Gleichartig sind Anrechte, wenn sie strukturell in den wertbildenden Faktoren übereinstimmen, sie müssen zu einer vergleichbaren Absicherung und zu ähnlich hohen Versorgungsleistungen führen (Köln, II 4 UF 263/11). Nicht gleichartig sind Entgeltpunkte und Entgeltpunkte (Ost) sowie Anrechte (Brandenburg NJW Spezial 2016, 381: Die Anrechte und die Anrechte Ost gehen mit jeweils 10 % gesondert in den Gegenstandswert ein) in der allg Rentenversicherung und der knappschaftlichen Versicherung. Zu beachten ist aber, dass aus diesen Anrechten eine einheitliche Rente bezogen wird und die Anwartschaften Ost – bei Rentenbezügen, die nach der Lohnangleichung beginnen – eine höhere Wertentwicklung erfahren. Dies kann in der Ermessensausübung dazu führen, dass der Ausschluss nicht erfolgt. Ein zu vermeidender Verwaltungsaufwand steht dem nicht entgegen, da ein einheitliches Rentenkonto geführt wird. Zur Bagatellgrenze gesetzlicher Anwartschaften (BGH FamRZ 2016, 2081). Kein Ausgleich erfolgt, wenn die notwendige Wartezeit von 60 Monaten bis zur Altersgrenze nicht mehr erfüllt werden kann (Brandbg, FamRZ 15, 1718).
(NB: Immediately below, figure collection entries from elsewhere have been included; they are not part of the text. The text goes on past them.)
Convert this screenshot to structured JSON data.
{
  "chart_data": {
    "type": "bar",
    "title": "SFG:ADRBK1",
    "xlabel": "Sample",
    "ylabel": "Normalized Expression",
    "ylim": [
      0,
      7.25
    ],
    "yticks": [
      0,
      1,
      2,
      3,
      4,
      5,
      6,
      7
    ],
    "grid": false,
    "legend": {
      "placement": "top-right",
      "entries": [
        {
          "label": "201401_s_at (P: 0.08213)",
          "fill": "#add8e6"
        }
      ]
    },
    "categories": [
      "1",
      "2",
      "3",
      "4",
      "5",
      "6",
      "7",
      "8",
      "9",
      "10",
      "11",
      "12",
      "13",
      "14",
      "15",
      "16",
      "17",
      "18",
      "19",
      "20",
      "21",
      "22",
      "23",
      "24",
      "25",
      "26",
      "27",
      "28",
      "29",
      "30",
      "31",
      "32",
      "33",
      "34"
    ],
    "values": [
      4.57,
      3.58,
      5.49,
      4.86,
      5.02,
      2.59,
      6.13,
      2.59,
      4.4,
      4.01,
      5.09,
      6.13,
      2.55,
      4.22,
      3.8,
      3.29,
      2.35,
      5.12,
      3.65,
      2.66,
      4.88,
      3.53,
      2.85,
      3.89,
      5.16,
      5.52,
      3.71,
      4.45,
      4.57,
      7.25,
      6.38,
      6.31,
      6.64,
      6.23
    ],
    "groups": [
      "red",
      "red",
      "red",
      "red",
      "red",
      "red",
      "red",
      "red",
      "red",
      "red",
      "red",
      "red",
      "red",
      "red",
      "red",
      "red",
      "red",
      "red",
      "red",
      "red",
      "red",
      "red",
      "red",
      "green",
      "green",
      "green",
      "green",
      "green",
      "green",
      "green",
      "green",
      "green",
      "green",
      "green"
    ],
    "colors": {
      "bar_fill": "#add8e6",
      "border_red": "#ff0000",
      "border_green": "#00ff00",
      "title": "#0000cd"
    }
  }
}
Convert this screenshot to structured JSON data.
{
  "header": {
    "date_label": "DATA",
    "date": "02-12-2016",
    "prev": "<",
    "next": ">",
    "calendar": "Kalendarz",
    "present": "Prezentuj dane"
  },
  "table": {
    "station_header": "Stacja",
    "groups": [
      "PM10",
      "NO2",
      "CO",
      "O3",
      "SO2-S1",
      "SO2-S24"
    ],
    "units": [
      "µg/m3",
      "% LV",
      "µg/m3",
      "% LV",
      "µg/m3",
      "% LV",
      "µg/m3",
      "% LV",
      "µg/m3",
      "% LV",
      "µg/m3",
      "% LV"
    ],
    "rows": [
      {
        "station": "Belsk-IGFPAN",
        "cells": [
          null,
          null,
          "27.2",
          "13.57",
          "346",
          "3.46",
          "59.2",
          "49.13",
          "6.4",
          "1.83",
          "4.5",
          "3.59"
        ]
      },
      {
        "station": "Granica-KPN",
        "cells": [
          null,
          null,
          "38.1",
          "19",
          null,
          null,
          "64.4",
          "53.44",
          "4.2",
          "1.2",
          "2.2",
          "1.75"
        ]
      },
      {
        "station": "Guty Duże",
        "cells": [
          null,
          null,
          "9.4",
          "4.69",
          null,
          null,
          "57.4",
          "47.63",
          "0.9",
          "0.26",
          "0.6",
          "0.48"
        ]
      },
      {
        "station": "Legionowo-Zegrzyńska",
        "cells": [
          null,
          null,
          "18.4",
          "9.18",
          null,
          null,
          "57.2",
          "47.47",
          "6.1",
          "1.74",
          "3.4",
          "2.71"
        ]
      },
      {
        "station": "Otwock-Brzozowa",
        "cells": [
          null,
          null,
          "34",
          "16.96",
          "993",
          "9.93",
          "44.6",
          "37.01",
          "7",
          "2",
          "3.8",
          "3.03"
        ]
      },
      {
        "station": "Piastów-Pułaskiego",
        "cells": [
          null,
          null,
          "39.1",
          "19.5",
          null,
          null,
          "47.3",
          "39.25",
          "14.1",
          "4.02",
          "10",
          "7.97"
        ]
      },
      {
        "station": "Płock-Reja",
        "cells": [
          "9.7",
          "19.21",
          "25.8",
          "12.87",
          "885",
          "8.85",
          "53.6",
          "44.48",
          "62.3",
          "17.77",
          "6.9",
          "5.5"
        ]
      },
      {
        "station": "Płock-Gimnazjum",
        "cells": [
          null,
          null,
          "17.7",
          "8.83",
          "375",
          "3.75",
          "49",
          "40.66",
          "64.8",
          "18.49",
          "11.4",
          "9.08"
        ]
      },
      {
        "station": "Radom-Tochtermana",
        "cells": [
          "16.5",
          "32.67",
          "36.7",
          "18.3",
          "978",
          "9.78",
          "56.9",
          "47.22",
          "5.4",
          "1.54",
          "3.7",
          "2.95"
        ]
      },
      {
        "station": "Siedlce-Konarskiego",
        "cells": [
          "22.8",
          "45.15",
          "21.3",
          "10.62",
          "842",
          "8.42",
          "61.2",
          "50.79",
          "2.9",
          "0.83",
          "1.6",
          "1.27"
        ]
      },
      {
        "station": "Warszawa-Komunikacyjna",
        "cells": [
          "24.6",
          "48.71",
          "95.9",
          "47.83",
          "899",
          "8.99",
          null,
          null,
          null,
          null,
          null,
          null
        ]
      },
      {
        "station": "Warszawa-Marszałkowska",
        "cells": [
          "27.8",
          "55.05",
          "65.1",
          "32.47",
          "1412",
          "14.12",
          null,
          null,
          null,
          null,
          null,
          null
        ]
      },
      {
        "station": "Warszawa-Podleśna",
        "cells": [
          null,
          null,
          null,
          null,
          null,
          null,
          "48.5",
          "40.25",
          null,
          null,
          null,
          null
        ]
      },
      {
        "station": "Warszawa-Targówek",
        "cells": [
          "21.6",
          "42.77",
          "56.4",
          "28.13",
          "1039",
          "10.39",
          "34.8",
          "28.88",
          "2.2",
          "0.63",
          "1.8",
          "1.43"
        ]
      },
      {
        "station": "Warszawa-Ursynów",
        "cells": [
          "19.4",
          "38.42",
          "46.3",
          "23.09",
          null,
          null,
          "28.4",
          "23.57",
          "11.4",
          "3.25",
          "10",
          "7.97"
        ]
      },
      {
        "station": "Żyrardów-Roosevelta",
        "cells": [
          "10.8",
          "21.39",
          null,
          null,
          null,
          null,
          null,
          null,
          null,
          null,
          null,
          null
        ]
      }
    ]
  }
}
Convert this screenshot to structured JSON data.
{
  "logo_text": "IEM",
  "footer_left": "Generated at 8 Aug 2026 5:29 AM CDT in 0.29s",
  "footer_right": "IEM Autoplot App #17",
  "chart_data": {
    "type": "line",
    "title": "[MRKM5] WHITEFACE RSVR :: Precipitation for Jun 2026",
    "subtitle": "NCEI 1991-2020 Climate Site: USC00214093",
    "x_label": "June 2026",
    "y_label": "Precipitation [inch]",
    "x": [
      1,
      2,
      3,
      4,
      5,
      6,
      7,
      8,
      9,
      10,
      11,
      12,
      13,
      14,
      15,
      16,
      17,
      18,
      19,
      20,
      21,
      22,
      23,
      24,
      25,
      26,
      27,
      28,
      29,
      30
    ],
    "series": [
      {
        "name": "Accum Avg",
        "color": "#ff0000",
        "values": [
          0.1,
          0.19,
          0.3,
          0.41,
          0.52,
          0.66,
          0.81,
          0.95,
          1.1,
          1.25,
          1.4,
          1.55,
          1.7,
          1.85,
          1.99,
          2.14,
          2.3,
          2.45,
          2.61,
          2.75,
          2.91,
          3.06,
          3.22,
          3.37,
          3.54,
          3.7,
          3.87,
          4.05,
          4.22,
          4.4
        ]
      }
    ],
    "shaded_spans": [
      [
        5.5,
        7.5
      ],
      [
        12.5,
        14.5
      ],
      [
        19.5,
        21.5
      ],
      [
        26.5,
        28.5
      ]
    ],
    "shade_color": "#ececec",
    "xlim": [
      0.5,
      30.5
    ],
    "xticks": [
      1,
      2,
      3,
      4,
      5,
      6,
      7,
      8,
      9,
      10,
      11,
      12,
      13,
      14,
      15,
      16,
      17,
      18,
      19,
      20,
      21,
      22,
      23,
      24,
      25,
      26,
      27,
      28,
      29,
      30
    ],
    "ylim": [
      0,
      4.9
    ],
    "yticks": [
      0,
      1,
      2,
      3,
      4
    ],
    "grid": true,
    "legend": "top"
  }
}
Anrechte in der gesetzlichen Rentenversicherung und die Beamtenversorgung sind nicht gleichartig (BGH FamRZ 13, 1636). Gleichartig sind Anrechte v Bundes- und Landesbeamten, der Zusatzversorgungskassen und der Versorgungsanstalt des Bundes und der Länder (Stuttg, FamRZ 15, 1502). Private Versicherungen mit Kapitaldeckungsverfahren sind idR gleichartig, auch wenn sie bei verschiedenen Versicherungen bestehen.